[SPARK-9964] [PYSPARK] [SQL] PySpark DataFrameReader accept RDD of String for JSON

PySpark DataFrameReader should could accept an RDD of Strings (like the Scala version does) for JSON, rather than only taking a path. If this PR is merged, it should be duplicated to cover the other input types (not just JSON).
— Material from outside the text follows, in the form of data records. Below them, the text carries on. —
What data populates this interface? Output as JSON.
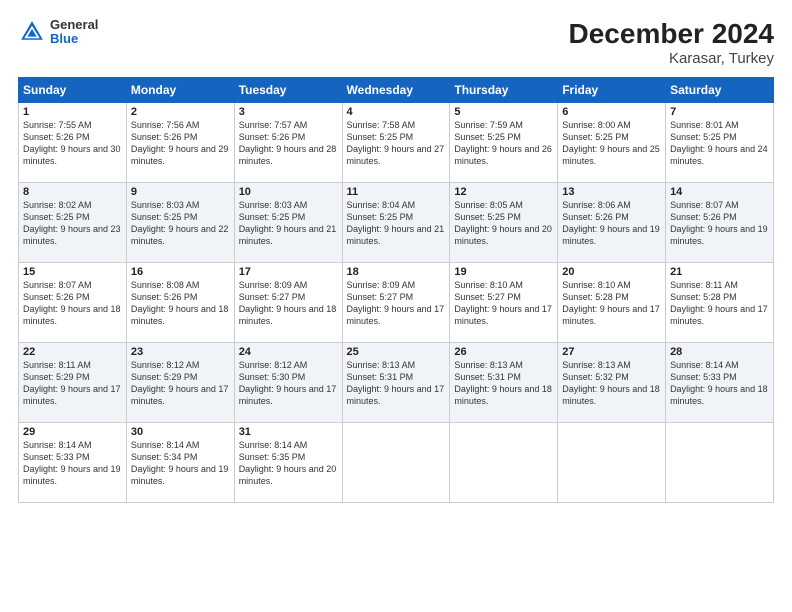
{
  "header": {
    "logo_line1": "General",
    "logo_line2": "Blue",
    "title": "December 2024",
    "subtitle": "Karasar, Turkey"
  },
  "days_of_week": [
    "Sunday",
    "Monday",
    "Tuesday",
    "Wednesday",
    "Thursday",
    "Friday",
    "Saturday"
  ],
  "weeks": [
    [
      {
        "day": "1",
        "sunrise": "7:55 AM",
        "sunset": "5:26 PM",
        "daylight": "9 hours and 30 minutes."
      },
      {
        "day": "2",
        "sunrise": "7:56 AM",
        "sunset": "5:26 PM",
        "daylight": "9 hours and 29 minutes."
      },
      {
        "day": "3",
        "sunrise": "7:57 AM",
        "sunset": "5:26 PM",
        "daylight": "9 hours and 28 minutes."
      },
      {
        "day": "4",
        "sunrise": "7:58 AM",
        "sunset": "5:25 PM",
        "daylight": "9 hours and 27 minutes."
      },
      {
        "day": "5",
        "sunrise": "7:59 AM",
        "sunset": "5:25 PM",
        "daylight": "9 hours and 26 minutes."
      },
      {
        "day": "6",
        "sunrise": "8:00 AM",
        "sunset": "5:25 PM",
        "daylight": "9 hours and 25 minutes."
      },
      {
        "day": "7",
        "sunrise": "8:01 AM",
        "sunset": "5:25 PM",
        "daylight": "9 hours and 24 minutes."
      }
    ],
    [
      {
        "day": "8",
        "sunrise": "8:02 AM",
        "sunset": "5:25 PM",
        "daylight": "9 hours and 23 minutes."
      },
      {
        "day": "9",
        "sunrise": "8:03 AM",
        "sunset": "5:25 PM",
        "daylight": "9 hours and 22 minutes."
      },
      {
        "day": "10",
        "sunrise": "8:03 AM",
        "sunset": "5:25 PM",
        "daylight": "9 hours and 21 minutes."
      },
      {
        "day": "11",
        "sunrise": "8:04 AM",
        "sunset": "5:25 PM",
        "daylight": "9 hours and 21 minutes."
      },
      {
        "day": "12",
        "sunrise": "8:05 AM",
        "sunset": "5:25 PM",
        "daylight": "9 hours and 20 minutes."
      },
      {
        "day": "13",
        "sunrise": "8:06 AM",
        "sunset": "5:26 PM",
        "daylight": "9 hours and 19 minutes."
      },
      {
        "day": "14",
        "sunrise": "8:07 AM",
        "sunset": "5:26 PM",
        "daylight": "9 hours and 19 minutes."
      }
    ],
    [
      {
        "day": "15",
        "sunrise": "8:07 AM",
        "sunset": "5:26 PM",
        "daylight": "9 hours and 18 minutes."
      },
      {
        "day": "16",
        "sunrise": "8:08 AM",
        "sunset": "5:26 PM",
        "daylight": "9 hours and 18 minutes."
      },
      {
        "day": "17",
        "sunrise": "8:09 AM",
        "sunset": "5:27 PM",
        "daylight": "9 hours and 18 minutes."
      },
      {
        "day": "18",
        "sunrise": "8:09 AM",
        "sunset": "5:27 PM",
        "daylight": "9 hours and 17 minutes."
      },
      {
        "day": "19",
        "sunrise": "8:10 AM",
        "sunset": "5:27 PM",
        "daylight": "9 hours and 17 minutes."
      },
      {
        "day": "20",
        "sunrise": "8:10 AM",
        "sunset": "5:28 PM",
        "daylight": "9 hours and 17 minutes."
      },
      {
        "day": "21",
        "sunrise": "8:11 AM",
        "sunset": "5:28 PM",
        "daylight": "9 hours and 17 minutes."
      }
    ],
    [
      {
        "day": "22",
        "sunrise": "8:11 AM",
        "sunset": "5:29 PM",
        "daylight": "9 hours and 17 minutes."
      },
      {
        "day": "23",
        "sunrise": "8:12 AM",
        "sunset": "5:29 PM",
        "daylight": "9 hours and 17 minutes."
      },
      {
        "day": "24",
        "sunrise": "8:12 AM",
        "sunset": "5:30 PM",
        "daylight": "9 hours and 17 minutes."
      },
      {
        "day": "25",
        "sunrise": "8:13 AM",
        "sunset": "5:31 PM",
        "daylight": "9 hours and 17 minutes."
      },
      {
        "day": "26",
        "sunrise": "8:13 AM",
        "sunset": "5:31 PM",
        "daylight": "9 hours and 18 minutes."
      },
      {
        "day": "27",
        "sunrise": "8:13 AM",
        "sunset": "5:32 PM",
        "daylight": "9 hours and 18 minutes."
      },
      {
        "day": "28",
        "sunrise": "8:14 AM",
        "sunset": "5:33 PM",
        "daylight": "9 hours and 18 minutes."
      }
    ],
    [
      {
        "day": "29",
        "sunrise": "8:14 AM",
        "sunset": "5:33 PM",
        "daylight": "9 hours and 19 minutes."
      },
      {
        "day": "30",
        "sunrise": "8:14 AM",
        "sunset": "5:34 PM",
        "daylight": "9 hours and 19 minutes."
      },
      {
        "day": "31",
        "sunrise": "8:14 AM",
        "sunset": "5:35 PM",
        "daylight": "9 hours and 20 minutes."
      },
      null,
      null,
      null,
      null
    ]
  ],
  "cell_labels": {
    "sunrise": "Sunrise: ",
    "sunset": "Sunset: ",
    "daylight": "Daylight: "
  }
}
Author: Yanbo Liang <ybliang8@gmail.com> Closes #8444 from yanboliang/spark-9964.
2015-08-26 22:19:11 -07:00 · 2015-08-26 22:19:11 -07:00 · ce97834dc0
parent 0fac144f6b
commit ce97834dc0
1 changed files with 22 additions and 6 deletions
--- a/python/pyspark/sql/readwriter.py
+++ b/python/pyspark/sql/readwriter.py
@ -15,8 +15,14 @@
 # limitations under the License.
 #

+import sys
+
+if sys.version >= '3':
+    basestring = unicode = str
+
 from py4j.java_gateway import JavaClass

+from pyspark import RDD
 from pyspark.sql import since
 from pyspark.sql.column import _to_seq
 from pyspark.sql.types import *
@ -125,23 +131,33 @@ class DataFrameReader(object):
    @since(1.4)
    def json(self, path, schema=None):
        """
-        Loads a JSON file (one object per line) and returns the result as
-        a :class`DataFrame`.
+        Loads a JSON file (one object per line) or an RDD of Strings storing JSON objects
+        (one object per record) and returns the result as a :class`DataFrame`.

        If the ``schema`` parameter is not specified, this function goes
        through the input once to determine the input schema.

-        :param path: string, path to the JSON dataset.
+        :param path: string represents path to the JSON dataset,
+                     or RDD of Strings storing JSON objects.
        :param schema: an optional :class:`StructType` for the input schema.

-        >>> df = sqlContext.read.json('python/test_support/sql/people.json')
-        >>> df.dtypes
+        >>> df1 = sqlContext.read.json('python/test_support/sql/people.json')
+        >>> df1.dtypes
+        [('age', 'bigint'), ('name', 'string')]
+        >>> rdd = sc.textFile('python/test_support/sql/people.json')
+        >>> df2 = sqlContext.read.json(rdd)
+        >>> df2.dtypes
        [('age', 'bigint'), ('name', 'string')]

        """
        if schema is not None:
            self.schema(schema)
-        return self._df(self._jreader.json(path))
+        if isinstance(path, basestring):
+            return self._df(self._jreader.json(path))
+        elif isinstance(path, RDD):
+            return self._df(self._jreader.json(path._jrdd))
+        else:
+            raise TypeError("path can be only string or RDD")

    @since(1.4)
    def table(self, tableName):